Cela vaut autant pour les grandes espèces (aras, cacatoès) que pour les espèces dites « faciles », comme les conures à joues vertes, qui sont produites en centaines de milliers chaque année dans le monde.
À propos de la zoothérapie et de l’utilisation des perroquets comme outils
Pour moi, on ne peut pas être contre la captivité tout en utilisant les perroquets comme instruments thérapeutiques.
Cela reviendrait à considérer l’oiseau comme un moyen d’atteindre un résultat humain.
J'ai partagé un texte sur le sujet : https://www.facebook.com/share/p/1ChMFEpgfb/
Sur un autre sujet, on entend souvent qu’avant d’adopter un perroquet de seconde main, il faudrait commencer avec un oisillon « sain », « sans passé », afin « d’apprendre » et d’acquérir de l’expérience.
Pour moi, cette idée est problématique, parce qu’elle revient à créer volontairement une nouvelle vie captive pour compenser un manque de connaissances humaines. On ne répond pas à une difficulté d’adaptation en produisant un nouvel individu ; on répond à une difficulté en s’outillant soi-même.
Les ressources pour apprendre existent déjà, et elles sont nombreuses : formations, accompagnement professionnel, éducateurs aviaires, guides sur le comportement et l’éthologie, réseaux de soutien, centres spécialisés.
Et contrairement à ce que l’on croit souvent, les perroquets de seconde main ne sont pas tous traumatisés ou « brisés ». Certains sont stables, curieux, équilibrés et capables de créer des liens riches et fiables.
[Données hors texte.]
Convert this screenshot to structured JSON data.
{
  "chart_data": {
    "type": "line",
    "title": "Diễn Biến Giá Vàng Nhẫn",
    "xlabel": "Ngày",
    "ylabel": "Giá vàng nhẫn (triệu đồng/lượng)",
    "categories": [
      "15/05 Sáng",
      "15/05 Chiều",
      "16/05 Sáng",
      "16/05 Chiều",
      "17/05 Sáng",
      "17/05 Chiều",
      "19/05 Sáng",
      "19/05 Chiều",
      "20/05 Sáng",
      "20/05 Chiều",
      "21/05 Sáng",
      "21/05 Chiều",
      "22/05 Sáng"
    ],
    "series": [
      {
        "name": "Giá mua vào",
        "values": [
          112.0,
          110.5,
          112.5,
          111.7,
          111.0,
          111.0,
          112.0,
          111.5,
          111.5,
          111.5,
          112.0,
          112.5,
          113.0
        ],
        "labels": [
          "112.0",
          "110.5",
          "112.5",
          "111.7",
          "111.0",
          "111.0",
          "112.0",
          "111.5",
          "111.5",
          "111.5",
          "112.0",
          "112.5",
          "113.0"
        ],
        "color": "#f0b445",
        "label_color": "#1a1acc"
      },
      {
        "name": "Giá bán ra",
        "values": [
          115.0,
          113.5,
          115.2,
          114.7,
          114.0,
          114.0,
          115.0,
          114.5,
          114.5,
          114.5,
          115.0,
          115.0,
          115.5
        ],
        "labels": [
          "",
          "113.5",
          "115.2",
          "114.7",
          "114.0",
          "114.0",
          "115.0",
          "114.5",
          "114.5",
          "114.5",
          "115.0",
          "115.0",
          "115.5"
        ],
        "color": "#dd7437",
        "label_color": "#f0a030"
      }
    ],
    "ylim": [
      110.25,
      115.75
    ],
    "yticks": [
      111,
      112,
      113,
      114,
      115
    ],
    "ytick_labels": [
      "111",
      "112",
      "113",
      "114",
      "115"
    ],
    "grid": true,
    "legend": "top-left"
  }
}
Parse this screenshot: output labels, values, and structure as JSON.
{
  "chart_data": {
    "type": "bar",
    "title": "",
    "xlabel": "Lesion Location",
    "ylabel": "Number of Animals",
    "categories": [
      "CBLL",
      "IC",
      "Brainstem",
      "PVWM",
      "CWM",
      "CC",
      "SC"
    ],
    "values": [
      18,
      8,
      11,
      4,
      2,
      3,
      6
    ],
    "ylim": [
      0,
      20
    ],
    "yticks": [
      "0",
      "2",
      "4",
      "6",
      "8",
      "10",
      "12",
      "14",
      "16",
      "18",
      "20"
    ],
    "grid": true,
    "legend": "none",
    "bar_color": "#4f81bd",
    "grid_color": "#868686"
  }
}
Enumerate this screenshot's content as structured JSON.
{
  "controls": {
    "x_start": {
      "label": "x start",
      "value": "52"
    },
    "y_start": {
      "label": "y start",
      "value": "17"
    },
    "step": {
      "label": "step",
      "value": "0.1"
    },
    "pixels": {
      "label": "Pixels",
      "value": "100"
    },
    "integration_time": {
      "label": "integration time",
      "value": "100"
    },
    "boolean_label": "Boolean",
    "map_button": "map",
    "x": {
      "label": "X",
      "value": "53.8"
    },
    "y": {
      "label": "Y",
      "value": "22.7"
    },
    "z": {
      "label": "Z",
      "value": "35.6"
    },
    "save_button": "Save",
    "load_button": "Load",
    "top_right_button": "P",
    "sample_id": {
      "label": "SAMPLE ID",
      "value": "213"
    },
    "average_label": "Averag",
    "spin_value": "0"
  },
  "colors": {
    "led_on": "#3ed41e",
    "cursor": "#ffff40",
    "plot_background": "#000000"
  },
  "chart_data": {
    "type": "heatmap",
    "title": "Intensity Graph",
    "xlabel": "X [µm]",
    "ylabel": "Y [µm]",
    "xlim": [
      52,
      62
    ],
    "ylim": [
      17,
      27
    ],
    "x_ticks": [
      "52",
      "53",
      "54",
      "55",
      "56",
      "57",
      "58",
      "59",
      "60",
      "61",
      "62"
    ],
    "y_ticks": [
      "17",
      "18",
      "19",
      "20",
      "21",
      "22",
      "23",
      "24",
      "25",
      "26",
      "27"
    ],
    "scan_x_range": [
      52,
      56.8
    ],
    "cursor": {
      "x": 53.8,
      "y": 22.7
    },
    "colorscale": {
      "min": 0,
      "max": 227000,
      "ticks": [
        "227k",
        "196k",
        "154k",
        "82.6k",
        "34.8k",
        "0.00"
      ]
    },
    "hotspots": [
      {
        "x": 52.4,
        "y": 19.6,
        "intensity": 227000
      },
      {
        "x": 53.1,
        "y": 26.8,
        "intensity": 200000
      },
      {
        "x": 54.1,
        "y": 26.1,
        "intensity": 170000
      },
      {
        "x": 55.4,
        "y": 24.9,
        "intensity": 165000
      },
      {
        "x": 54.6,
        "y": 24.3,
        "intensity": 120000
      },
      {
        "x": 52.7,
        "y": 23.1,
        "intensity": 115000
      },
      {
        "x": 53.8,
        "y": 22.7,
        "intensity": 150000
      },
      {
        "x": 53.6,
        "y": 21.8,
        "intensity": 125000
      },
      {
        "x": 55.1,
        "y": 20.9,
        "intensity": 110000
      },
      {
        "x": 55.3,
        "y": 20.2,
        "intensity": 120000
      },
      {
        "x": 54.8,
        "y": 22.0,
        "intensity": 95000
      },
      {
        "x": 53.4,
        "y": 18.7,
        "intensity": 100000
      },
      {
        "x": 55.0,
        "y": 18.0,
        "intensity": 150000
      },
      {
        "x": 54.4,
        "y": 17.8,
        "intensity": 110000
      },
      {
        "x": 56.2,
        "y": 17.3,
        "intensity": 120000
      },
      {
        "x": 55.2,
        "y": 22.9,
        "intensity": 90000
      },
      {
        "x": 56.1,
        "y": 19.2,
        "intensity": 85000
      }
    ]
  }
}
D’autres portent effectivement des blessures, mais il existe des approches, des outils et des pratiques qui permettent de les accompagner avec respect.
L’enjeu ne devrait jamais être de trouver « l’oiseau le plus facile ». L’enjeu est de former l’humain, de lui donner les connaissances, la patience, la compréhension et les repères nécessaires pour offrir à l’oiseau — peu importe son histoire — une vie plus cohérente, plus stable et plus respectueuse.
Ce n’est pas l’oiseau qui doit être façonné pour s’adapter à nous.
C’est nous qui devons apprendre à rencontrer l’oiseau là où il est.
Ma position
Avec l’expérience, l’observation, et mon implication, après avoir assisté à deux sommets sur la crise mondial des perroquets avec l’International Alliance for the Protection of Parrots, ma position est devenue claire :
Je pense que les perroquets devraient vivre dans leur environnement naturel, et je ne soutiens ni la reproduction ni l’achat. Il faut protéger leur habitat naturel et non pas encourager la reproduction.
Il ne s’agit pas de dire aux gens de se séparer de leurs oiseaux ni de prêcher la culpabilité.
Les oiseaux déjà présents méritent stabilité, attention et engagement.
Nous faisons tous avec nos limites, et avec les conditions de vie que nous sommes en mesure d’offrir. Ce que je refuse d’encourager, c’est la production de nouveaux oiseaux.
Mon engagement se situe dans l’accompagnement des oiseaux déjà captifs, en cherchant continuellement à améliorer leurs conditions, à reconnaître leurs besoins, et à respecter ce qu’ils sont, des êtres libres dont la captivité ne cessera jamais d’être un compromis.
Ce texte exprime ma position personnelle, basée sur mon expérience et mes observations. Il ne cherche pas à convaincre, mais simplement à partager un point de vue et nourrir la réflexion.